The availability of high-quality and exhaustive information at one central place facilitates the access by the global scientific community. We are currently working together with the Gene Ontology Consortium (GOC) to develop and apply general standards for TF annotation and merge our findings with the GO database (Harris et al., 2004). Our efforts should help the GOC to solve the current backlog in DbTF curation.
2.2 Database user interface
TFcheckpoint is powered by MySQL and accessible through a web interface created with Joomla (http://www.joomla.org), implementing HTML and PHP scripts. The database is hosted on an apache server at the Norwegian data infrastructure Norstore (http://www.norstore.no) and available at www.tfcheckpoint.org. The database can be used for simple browsing of all 3462 candidate TFs as well as the subset of DbTFs with literature evidence. For each DbTF, the literature reference(s) and information about the original TF candidate resource that we obtained it from are provided. All TF entries are linked to Entrez and UniProt IDs. The NCBI official gene symbol is used as a primary key, but the data can also be searched for any of the NCBI provided synonyms, as well as Entrez and UniProt identifiers. All data are also downloadable as a tab-delimited text file.

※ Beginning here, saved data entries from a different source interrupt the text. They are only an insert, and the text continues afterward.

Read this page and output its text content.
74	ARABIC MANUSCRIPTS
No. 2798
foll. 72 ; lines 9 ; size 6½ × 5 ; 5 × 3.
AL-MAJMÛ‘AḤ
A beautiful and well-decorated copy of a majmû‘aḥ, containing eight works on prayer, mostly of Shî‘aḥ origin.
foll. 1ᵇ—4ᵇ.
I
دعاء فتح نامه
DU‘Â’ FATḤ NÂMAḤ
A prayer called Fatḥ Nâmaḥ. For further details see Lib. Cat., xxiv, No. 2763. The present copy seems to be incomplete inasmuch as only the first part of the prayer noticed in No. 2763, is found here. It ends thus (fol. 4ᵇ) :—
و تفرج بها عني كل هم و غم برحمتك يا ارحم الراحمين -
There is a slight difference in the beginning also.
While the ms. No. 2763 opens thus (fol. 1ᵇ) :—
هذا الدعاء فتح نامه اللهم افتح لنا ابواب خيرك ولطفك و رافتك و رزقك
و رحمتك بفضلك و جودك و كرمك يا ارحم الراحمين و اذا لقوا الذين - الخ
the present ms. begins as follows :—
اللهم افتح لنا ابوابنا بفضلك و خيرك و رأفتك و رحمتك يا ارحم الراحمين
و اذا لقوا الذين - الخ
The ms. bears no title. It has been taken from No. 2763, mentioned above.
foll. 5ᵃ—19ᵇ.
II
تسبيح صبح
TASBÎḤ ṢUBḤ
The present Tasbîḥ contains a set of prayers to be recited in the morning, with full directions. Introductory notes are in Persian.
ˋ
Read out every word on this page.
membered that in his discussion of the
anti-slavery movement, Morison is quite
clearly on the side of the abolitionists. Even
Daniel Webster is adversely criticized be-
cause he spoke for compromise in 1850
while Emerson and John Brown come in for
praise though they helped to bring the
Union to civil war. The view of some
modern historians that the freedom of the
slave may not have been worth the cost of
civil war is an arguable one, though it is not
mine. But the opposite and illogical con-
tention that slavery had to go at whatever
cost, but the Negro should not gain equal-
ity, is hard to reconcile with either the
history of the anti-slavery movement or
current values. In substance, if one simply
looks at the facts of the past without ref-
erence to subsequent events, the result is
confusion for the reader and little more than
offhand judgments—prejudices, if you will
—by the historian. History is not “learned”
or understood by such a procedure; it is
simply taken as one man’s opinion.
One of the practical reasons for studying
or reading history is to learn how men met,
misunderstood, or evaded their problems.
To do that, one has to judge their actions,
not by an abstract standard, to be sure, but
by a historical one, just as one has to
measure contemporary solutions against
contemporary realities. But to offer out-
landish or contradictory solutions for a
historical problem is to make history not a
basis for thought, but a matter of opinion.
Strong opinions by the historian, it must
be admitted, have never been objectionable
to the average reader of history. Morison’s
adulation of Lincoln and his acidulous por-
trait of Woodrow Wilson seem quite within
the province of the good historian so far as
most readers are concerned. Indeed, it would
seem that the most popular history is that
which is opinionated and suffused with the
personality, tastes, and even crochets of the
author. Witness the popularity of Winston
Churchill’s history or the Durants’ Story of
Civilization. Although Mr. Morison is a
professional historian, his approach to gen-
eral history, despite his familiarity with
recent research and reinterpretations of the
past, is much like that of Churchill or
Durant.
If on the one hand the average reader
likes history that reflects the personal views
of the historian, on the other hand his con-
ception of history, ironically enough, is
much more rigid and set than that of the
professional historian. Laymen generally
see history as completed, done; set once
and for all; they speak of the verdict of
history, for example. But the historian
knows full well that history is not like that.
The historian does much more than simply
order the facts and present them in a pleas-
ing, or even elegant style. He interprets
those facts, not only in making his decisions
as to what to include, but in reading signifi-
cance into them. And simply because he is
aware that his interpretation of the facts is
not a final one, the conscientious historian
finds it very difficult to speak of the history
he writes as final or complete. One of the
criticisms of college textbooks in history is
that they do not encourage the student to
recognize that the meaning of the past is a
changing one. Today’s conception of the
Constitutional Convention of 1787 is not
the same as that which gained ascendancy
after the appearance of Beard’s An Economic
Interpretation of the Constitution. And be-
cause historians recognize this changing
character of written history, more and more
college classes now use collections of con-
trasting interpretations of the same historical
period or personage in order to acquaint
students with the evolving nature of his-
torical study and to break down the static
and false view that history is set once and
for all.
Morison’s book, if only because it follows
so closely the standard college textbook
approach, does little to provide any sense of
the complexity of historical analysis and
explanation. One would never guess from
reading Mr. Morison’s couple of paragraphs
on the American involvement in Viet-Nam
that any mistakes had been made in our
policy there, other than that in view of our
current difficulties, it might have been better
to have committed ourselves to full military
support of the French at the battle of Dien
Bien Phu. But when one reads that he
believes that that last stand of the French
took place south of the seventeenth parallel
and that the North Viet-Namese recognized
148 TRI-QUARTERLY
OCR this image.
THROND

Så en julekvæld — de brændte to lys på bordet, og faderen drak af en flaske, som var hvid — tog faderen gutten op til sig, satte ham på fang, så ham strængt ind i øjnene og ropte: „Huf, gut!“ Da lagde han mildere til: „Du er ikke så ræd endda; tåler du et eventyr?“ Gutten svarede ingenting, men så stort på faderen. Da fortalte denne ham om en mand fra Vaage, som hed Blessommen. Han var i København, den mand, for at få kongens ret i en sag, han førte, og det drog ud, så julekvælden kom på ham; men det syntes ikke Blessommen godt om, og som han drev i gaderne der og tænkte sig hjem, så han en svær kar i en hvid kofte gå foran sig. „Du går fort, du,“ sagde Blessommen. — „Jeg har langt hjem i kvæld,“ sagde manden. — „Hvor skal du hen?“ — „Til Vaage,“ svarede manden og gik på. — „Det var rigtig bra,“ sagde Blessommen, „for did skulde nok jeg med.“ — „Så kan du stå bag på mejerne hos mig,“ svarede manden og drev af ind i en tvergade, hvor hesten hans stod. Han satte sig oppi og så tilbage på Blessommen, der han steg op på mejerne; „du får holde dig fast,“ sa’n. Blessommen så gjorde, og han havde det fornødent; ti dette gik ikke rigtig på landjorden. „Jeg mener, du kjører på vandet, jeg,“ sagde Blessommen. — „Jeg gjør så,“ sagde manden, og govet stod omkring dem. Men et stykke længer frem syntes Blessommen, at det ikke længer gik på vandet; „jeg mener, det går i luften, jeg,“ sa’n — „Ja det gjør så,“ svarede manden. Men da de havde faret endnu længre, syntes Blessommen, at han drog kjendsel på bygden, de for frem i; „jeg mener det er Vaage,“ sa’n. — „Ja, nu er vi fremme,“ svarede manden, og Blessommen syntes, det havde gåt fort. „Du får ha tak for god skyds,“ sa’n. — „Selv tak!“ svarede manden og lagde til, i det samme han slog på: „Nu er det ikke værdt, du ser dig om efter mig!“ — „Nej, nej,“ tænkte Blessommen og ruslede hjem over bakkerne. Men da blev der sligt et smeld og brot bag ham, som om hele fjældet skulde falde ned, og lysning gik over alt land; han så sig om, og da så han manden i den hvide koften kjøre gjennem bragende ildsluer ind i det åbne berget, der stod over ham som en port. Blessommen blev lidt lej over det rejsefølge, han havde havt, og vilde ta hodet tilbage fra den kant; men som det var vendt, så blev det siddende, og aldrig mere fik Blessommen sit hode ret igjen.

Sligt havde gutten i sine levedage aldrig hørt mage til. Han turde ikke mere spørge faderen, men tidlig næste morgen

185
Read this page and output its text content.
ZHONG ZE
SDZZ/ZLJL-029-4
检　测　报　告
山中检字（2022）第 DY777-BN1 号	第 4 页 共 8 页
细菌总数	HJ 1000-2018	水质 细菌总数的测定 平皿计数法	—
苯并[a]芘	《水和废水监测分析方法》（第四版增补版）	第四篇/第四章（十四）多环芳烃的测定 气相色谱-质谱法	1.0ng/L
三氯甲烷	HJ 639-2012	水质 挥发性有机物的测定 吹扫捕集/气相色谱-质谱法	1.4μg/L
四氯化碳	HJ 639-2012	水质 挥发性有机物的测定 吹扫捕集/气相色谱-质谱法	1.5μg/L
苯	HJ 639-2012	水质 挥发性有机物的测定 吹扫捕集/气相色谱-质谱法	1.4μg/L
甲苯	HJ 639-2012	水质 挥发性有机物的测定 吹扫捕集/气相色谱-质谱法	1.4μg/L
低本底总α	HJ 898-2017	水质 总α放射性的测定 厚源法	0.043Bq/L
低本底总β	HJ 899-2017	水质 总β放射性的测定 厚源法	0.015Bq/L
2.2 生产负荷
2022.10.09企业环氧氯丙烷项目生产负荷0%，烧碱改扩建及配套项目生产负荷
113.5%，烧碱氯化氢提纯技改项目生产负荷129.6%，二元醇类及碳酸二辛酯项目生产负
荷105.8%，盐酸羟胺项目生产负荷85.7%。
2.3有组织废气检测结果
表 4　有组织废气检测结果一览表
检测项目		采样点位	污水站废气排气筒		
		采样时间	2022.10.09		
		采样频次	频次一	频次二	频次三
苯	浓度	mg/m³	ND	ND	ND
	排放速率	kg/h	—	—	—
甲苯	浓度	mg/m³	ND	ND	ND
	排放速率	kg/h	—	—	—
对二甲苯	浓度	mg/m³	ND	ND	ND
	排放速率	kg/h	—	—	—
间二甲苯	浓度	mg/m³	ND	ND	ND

A literature-based exhaustively curated list of transcription factors is an invaluable resource for researchers working on gene regulatory mechanisms. The ENCODE project for instance is targeting the generation of evidence for some 1900 putative DbTFs (ENCODE Project Consortium et al., 2012), as estimated by one of our sources (Vaquerizas et al., 2009). TFcheckpoint provides a reference for both small-scale experiments and genome-scale studies. Researchers may verify predicted lists of TFs even before characterizing the role of these regulatory proteins (Choi et al., 2006; Gray et al., 2004) or they can use the background knowledge of TFs to infer gene regulatory networks (Ye et al., 2009). By ensuring that our annotations become part of the GO database, this knowledge will become available to all analysis approaches based on GO knowledge.
Funding: This work was supported by The Norwegian Cancer Society, The Liaison Committee between the Central Norway Regional Health Authority (RHA), the Norwegian University of Science and Technology (NTNU) and Sør-Trøndelag University College (HisT).
Conflicts of Interest: none declared.